Ces propos, publiés dans la Revue française de généalogie (« Réutiliser oui, mais sans exclusivité », 32e année, n°190, oct./nov. 2010, p. 16-18, ici p. 17), émanent de Bruno Ory-Lavollée, conseiller référendaire à la Cour des comptes, ancien directeur de la Société pour l’administration des droits des artistes et musiciens interprètes, qui remit au ministre de la Culture en 2009, en qualité de co-président du groupe de travail, le rapport intitulé Partager notre patrimoine culturel.
L’Association des archivistes français répond à Bruno Ory-Lavollée.
Les missions des services publics d’archives ne se limitent pas à assurer la conservation et la communication matérielle des fonds qu’ils collectent, mais bien à en assurer la diffusion en publiant des d’instruments de recherche et en mettant en œuvre une politique scientifique, culturelle et éducative.
La réalisation d’instruments de recherche structurés relève d’une compétence qui remonte aux origines des services d’archives, qui en constitue la vocation première, et qui a été naturellement adaptée, au cours du temps, aux techniques contemporaines, jusqu’à la mise en ligne de bases de données extrêmement riches, comme on peut en trouver de nombreux exemples sur Internet.
Seuls les services publics d’archives sont à même d’assurer à ce jour l’authenticité et l’intégrité des images mises en ligne (ressources primaires), reliées à des instruments de recherche (valeur ajoutée), répondant aux normes internationales de description archivistique et réalisés sous le contrôle scientifique et technique de l’État, exercé par la Direction générale des patrimoines au sein du ministère de la Culture.
Cette mise en ligne, qui est le fruit d’une collaboration régulière entre le savoir-faire de professionnels des archives et les compétences techniques d’entreprises privées retenues dans le cadre du Code des marchés publics, est dictée par le seul intérêt de la recherche et de la défense du droit des usagers, hors de toute préoccupation commerciale.
La qualité de ces ressources est reconnue par une fréquentation extrêmement importante des sites Internet des archives nationales, départementales et communales (177 millions de pages en ligne et 1,4 milliard de pages vues en 2009), où l’usager sait trouver des images et instruments de recherche fiables, et où figurent de très nombreuses ressources innovantes (portails collaboratifs, jeux en ligne, SIG, blogs, etc.).
Les propos tenus par Bruno Ory-Lavollée, qui méconnaissent l’offre numérique des services d’archives et sa perception par le grand public, sont reçus par les professionnels des archives comme une remise en cause de leurs missions de service public de diffusion et de valorisation (pourtant enseignées dans tous les cursus à commencer par l’Institut national du patrimoine), et au-delà, des missions de tous ceux qui œuvrent à la mise en ligne de ressources patrimoniales au sein de la sphère publique.
L’Association des archivistes français souhaite, enfin, réaffirmer ses inquiétudes face aux risques liés à la réutilisation des données publiques, dont le contexte juridique est entaché d’incertitudes et qui, appliquée aux données nominatives, est susceptible d’attenter gravement aux libertés individuelles et au droit à l’oubli numérique.
– Vos propos, M. Ory-Lavollée, méconnaissent la perception par le public de l’offre numérique des services d’archives.
Aurait-il donc fallu vous suggérer, malgré l’exigence intellectuelle que l’on était en droit d’attendre d’un des principaux acteurs d’un rapport ministériel, d’aller parcourir quelques sites Internet de services d’archives avant de vous exprimer de la sorte ? Vous y auriez constaté que les sites des services d’archives, nationaux, départementaux ou municipaux, qui mettent en ligne des inventaires et des documents d’archives sont déjà de très importantes bases de données, autrement plus complexes que les bases de données généalogiques privées.

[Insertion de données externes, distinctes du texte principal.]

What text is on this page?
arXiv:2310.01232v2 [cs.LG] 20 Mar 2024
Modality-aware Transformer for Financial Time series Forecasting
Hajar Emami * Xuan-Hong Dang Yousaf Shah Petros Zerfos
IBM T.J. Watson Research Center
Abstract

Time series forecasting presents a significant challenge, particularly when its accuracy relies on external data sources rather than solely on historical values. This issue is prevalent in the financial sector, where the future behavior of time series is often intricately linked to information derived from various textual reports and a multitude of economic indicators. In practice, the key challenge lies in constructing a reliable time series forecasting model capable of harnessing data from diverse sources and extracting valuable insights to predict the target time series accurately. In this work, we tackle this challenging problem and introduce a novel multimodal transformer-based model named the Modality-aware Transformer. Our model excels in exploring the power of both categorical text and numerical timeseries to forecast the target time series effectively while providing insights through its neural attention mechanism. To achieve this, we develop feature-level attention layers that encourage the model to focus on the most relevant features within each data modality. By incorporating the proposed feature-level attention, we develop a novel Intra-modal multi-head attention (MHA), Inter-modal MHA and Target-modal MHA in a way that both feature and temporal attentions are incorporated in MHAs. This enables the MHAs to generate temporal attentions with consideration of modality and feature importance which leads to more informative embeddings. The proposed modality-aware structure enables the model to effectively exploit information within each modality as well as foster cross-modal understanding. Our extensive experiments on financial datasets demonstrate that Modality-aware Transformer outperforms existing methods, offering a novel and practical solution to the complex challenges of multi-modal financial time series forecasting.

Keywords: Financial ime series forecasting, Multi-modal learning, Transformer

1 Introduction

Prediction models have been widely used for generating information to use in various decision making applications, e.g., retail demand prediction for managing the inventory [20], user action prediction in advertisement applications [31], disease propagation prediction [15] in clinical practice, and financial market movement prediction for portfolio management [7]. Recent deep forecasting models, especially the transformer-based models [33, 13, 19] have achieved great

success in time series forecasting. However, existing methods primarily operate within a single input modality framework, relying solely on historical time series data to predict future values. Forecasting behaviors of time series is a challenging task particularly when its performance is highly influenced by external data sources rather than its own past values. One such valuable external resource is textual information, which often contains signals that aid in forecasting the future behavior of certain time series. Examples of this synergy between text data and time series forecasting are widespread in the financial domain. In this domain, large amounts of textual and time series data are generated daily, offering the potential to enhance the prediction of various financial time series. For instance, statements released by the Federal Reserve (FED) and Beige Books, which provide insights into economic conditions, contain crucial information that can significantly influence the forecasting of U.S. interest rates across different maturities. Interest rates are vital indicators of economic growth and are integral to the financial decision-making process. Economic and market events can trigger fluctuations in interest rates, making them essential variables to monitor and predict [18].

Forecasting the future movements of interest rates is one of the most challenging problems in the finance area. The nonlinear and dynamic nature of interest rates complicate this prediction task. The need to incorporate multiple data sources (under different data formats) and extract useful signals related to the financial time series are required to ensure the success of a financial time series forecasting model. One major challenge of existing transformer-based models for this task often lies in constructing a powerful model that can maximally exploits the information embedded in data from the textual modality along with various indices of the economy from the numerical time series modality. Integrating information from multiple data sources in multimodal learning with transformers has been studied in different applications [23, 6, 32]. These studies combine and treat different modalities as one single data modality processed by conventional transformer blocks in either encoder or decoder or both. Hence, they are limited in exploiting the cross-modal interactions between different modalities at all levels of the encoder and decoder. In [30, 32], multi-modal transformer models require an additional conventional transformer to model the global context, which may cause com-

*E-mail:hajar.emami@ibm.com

Élaborer des instruments de recherche, au nombre desquels figurent les bases de données, est d’ailleurs l’une des missions fondamentales des services d’archives. En 2009, pour l’ensemble des services d’archives publics français, par la volonté de l’État et des collectivités territoriales de tutelle, 177 millions de documents numérisés (textes et images) étaient accessibles en ligne (rapport d’activités des services d’archives publics en France, Paris, Direction des Archives de France, 2009). En 2010, 60% des départements français proposent la consultation d’archives en ligne, tous dans le domaine de la recherche généalogique, et parmi eux, nombreux sont ceux dont la qualité de navigation et de recherche est largement comparable, et souvent supérieure, à ce que proposent les sites du secteur privé en la matière. Ils ont aussi le mérite d’être très majoritairement gratuits, de ne pas indiquer à l’internaute, par exemple, qu’il y trouvera des « actes d’état civil en ligne », quand il s’agit en réalité de « relevés d’actes » (mentions des principaux éléments de contenu), ou de ne pas mettre en ligne des données non homogènes ou présentant des erreurs manifestes de saisie.

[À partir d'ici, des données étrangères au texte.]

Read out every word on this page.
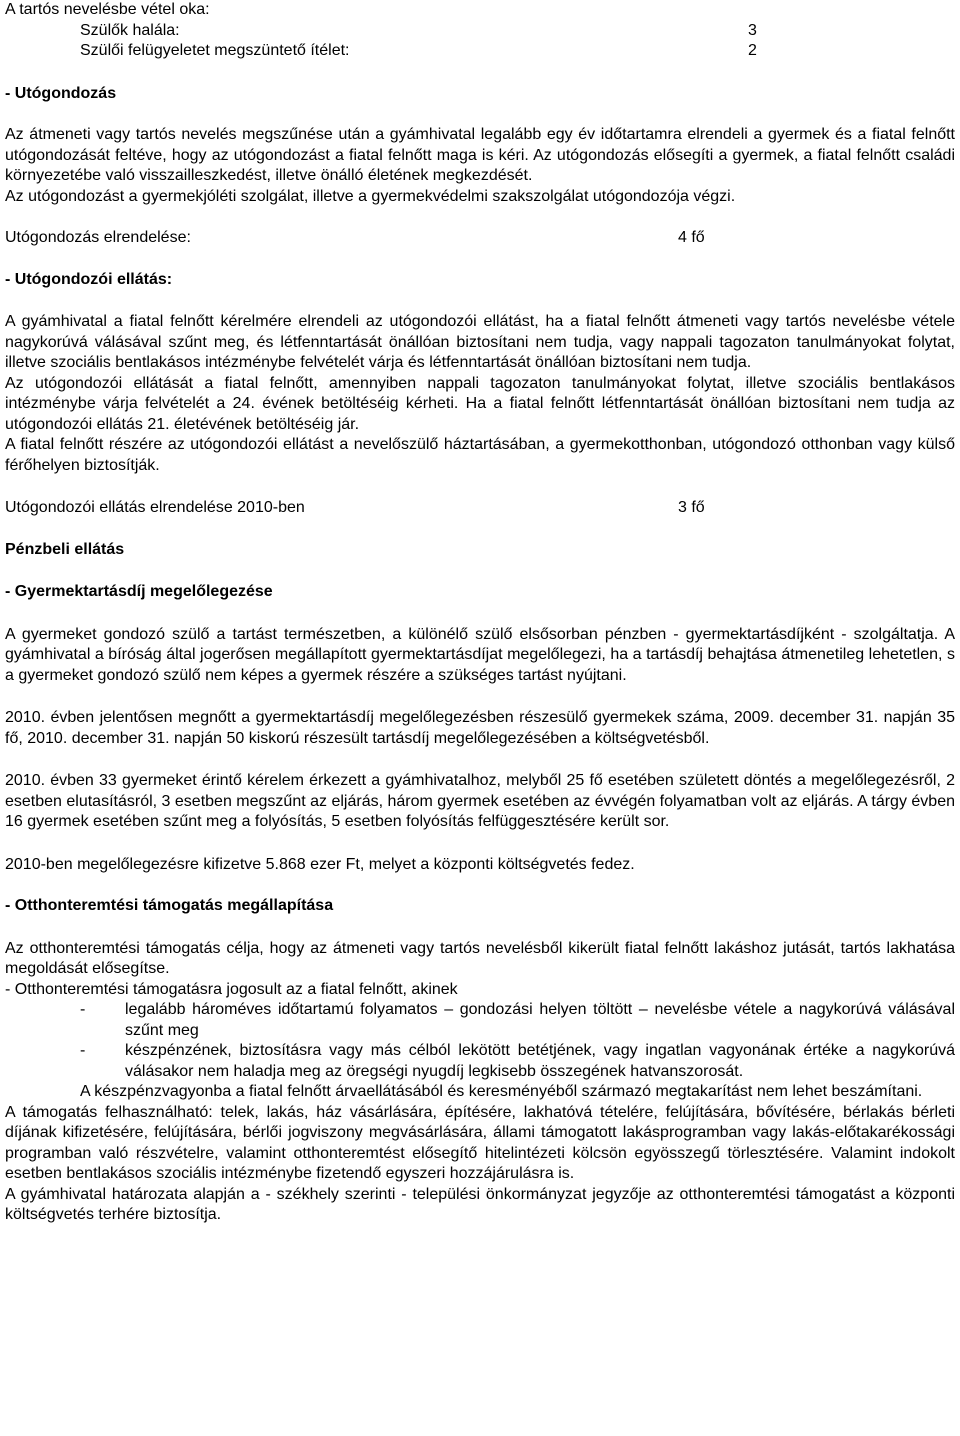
A tartós nevelésbe vétel oka:

Szülők halála:	3
Szülői felügyeletet megszüntető ítélet:	2

- Utógondozás

Az átmeneti vagy tartós nevelés megszűnése után a gyámhivatal legalább egy év időtartamra elrendeli a gyermek és a fiatal felnőtt utógondozását feltéve, hogy az utógondozást a fiatal felnőtt maga is kéri. Az utógondozás elősegíti a gyermek, a fiatal felnőtt családi környezetébe való visszailleszkedést, illetve önálló életének megkezdését.

Az utógondozást a gyermekjóléti szolgálat, illetve a gyermekvédelmi szakszolgálat utógondozója végzi.

Utógondozás elrendelése:	4 fő

- Utógondozói ellátás:

A gyámhivatal a fiatal felnőtt kérelmére elrendeli az utógondozói ellátást, ha a fiatal felnőtt átmeneti vagy tartós nevelésbe vétele nagykorúvá válásával szűnt meg, és létfenntartását önállóan biztosítani nem tudja, vagy nappali tagozaton tanulmányokat folytat, illetve szociális bentlakásos intézménybe felvételét várja és létfenntartását önállóan biztosítani nem tudja.

Az utógondozói ellátását a fiatal felnőtt, amennyiben nappali tagozaton tanulmányokat folytat, illetve szociális bentlakásos intézménybe várja felvételét a 24. évének betöltéséig kérheti. Ha a fiatal felnőtt létfenntartását önállóan biztosítani nem tudja az utógondozói ellátás 21. életévének betöltéséig jár.

A fiatal felnőtt részére az utógondozói ellátást a nevelőszülő háztartásában, a gyermekotthonban, utógondozó otthonban vagy külső férőhelyen biztosítják.

Utógondozói ellátás elrendelése 2010-ben	3 fő

Pénzbeli ellátás

- Gyermektartásdíj megelőlegezése

A gyermeket gondozó szülő a tartást természetben, a különélő szülő elsősorban pénzben - gyermektartásdíjként - szolgáltatja. A gyámhivatal a bíróság által jogerősen megállapított gyermektartásdíjat megelőlegezi, ha a tartásdíj behajtása átmenetileg lehetetlen, s a gyermeket gondozó szülő nem képes a gyermek részére a szükséges tartást nyújtani.

2010. évben jelentősen megnőtt a gyermektartásdíj megelőlegezésben részesülő gyermekek száma, 2009. december 31. napján 35 fő, 2010. december 31. napján 50 kiskorú részesült tartásdíj megelőlegezésében a költségvetésből.

2010. évben 33 gyermeket érintő kérelem érkezett a gyámhivatalhoz, melyből 25 fő esetében született döntés a megelőlegezésről, 2 esetben elutasításról, 3 esetben megszűnt az eljárás, három gyermek esetében az évvégén folyamatban volt az eljárás. A tárgy évben 16 gyermek esetében szűnt meg a folyósítás, 5 esetben folyósítás felfüggesztésére került sor.

2010-ben megelőlegezésre kifizetve 5.868 ezer Ft, melyet a központi költségvetés fedez.

- Otthonteremtési támogatás megállapítása

Az otthonteremtési támogatás célja, hogy az átmeneti vagy tartós nevelésből kikerült fiatal felnőtt lakáshoz jutását, tartós lakhatása megoldását elősegítse.

- Otthonteremtési támogatásra jogosult az a fiatal felnőtt, akinek

-	legalább hároméves időtartamú folyamatos – gondozási helyen töltött – nevelésbe vétele a nagykorúvá válásával szűnt meg
-	készpénzének, biztosításra vagy más célból lekötött betétjének, vagy ingatlan vagyonának értéke a nagykorúvá válásakor nem haladja meg az öregségi nyugdíj legkisebb összegének hatvanszorosát.

A készpénzvagyonba a fiatal felnőtt árvaellátásából és keresményéből származó megtakarítást nem lehet beszámítani.

A támogatás felhasználható: telek, lakás, ház vásárlására, építésére, lakhatóvá tételére, felújítására, bővítésére, bérlakás bérleti díjának kifizetésére, felújítására, bérlői jogviszony megvásárlására, állami támogatott lakásprogramban vagy lakás-előtakarékossági programban való részvételre, valamint otthonteremtést elősegítő hitelintézeti kölcsön egyösszegű törlesztésére. Valamint indokolt esetben bentlakásos szociális intézménybe fizetendő egyszeri hozzájárulásra is.

A gyámhivatal határozata alapján a - székhely szerinti - települési önkormányzat jegyzője az otthonteremtési támogatást a központi költségvetés terhére biztosítja.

La fréquentation même de ces sites Internet témoigne à la fois de leur qualité et de leur pertinence : 1,4 milliard de pages vues en 2009 et 24 millions de visites. Chaque service d’archives éditeur enregistre d’année en année une hausse de la consultation de ses ressources en ligne. En serait-il ainsi si ces sites étaient aussi catastrophiques que vous les jugez ? Ces seuls chiffres et ces courbes ascendantes, assortis des multiples messages de satisfaction reçus du public, attestent que ces sites sont plébiscités et savent répondre aux besoins des usagers.
– Vos propos révèlent une vision obsolète de l’adaptation de ces sites à une consultation grand public et de la dimension culturelle des services d’archives.

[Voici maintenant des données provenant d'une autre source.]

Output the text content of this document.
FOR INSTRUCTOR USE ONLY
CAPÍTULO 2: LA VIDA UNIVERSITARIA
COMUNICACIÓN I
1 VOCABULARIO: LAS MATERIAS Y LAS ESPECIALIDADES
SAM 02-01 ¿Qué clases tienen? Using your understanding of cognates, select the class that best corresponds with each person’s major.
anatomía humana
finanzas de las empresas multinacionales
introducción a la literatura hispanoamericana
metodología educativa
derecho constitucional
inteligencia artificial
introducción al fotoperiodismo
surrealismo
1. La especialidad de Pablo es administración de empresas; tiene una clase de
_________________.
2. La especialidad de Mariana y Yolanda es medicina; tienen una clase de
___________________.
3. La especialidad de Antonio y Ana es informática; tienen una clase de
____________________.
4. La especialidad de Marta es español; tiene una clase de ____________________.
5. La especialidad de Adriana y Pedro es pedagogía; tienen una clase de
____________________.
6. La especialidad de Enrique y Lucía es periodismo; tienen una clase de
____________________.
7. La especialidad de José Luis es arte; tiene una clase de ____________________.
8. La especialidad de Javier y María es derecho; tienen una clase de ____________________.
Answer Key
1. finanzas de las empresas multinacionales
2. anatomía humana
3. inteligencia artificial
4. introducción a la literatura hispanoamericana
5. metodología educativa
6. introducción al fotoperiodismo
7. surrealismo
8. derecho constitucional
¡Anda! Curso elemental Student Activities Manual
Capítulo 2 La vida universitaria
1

Faut-il détailler les services et les outils proposés par ces sites Internet en matière de pédagogie et de communication d’archives et le soin tout particulièrement apporté à leur ergonomie : interfaces de consultation user friendly, expositions virtuelles, systèmes d’information géographique, outils de géolocalisation, tutoriels interactifs, serious games, présence sur le Web social, participation à des portails collaboratifs pour diffuser gratuitement et au plus grand nombre les données culturelles, expérimentations en Web sémantique ?
N’avez-vous pas le sentiment que c’est non seulement par leur connaissance des fonds d’archives et de leurs publics, mais encore par des compétences techniques de plus en plus développées que les archivistes ont pu être les prescripteurs de ces réalisations de première qualité, où sont intervenues – et elles sont reconnues à leur juste place – les compétences du secteur privé en matière de prestations techniques, graphiques ou ergonomiques ? La formation initiale des archivistes a pleinement intégré les enjeux sociaux et les technologies de l’information et de la communication. Diffusion et valorisation des fonds, au même titre que traitement informatique, bases de données et législation, font partie intégrante de la formation dispensée par l’Institut national du patrimoine et par les filières de l’enseignement universitaire supérieur en Archivistique ou en Sciences de l’Information et de la Communication. Penser que « faire des sites Web avec des grosses bases de données, ce n’est pas le même métier que de gérer des archives », est méconnaître le métier des archives, qui est multiple ! Et il consiste aussi à communiquer les archives en préservant les originaux grâce aux ressources en ligne.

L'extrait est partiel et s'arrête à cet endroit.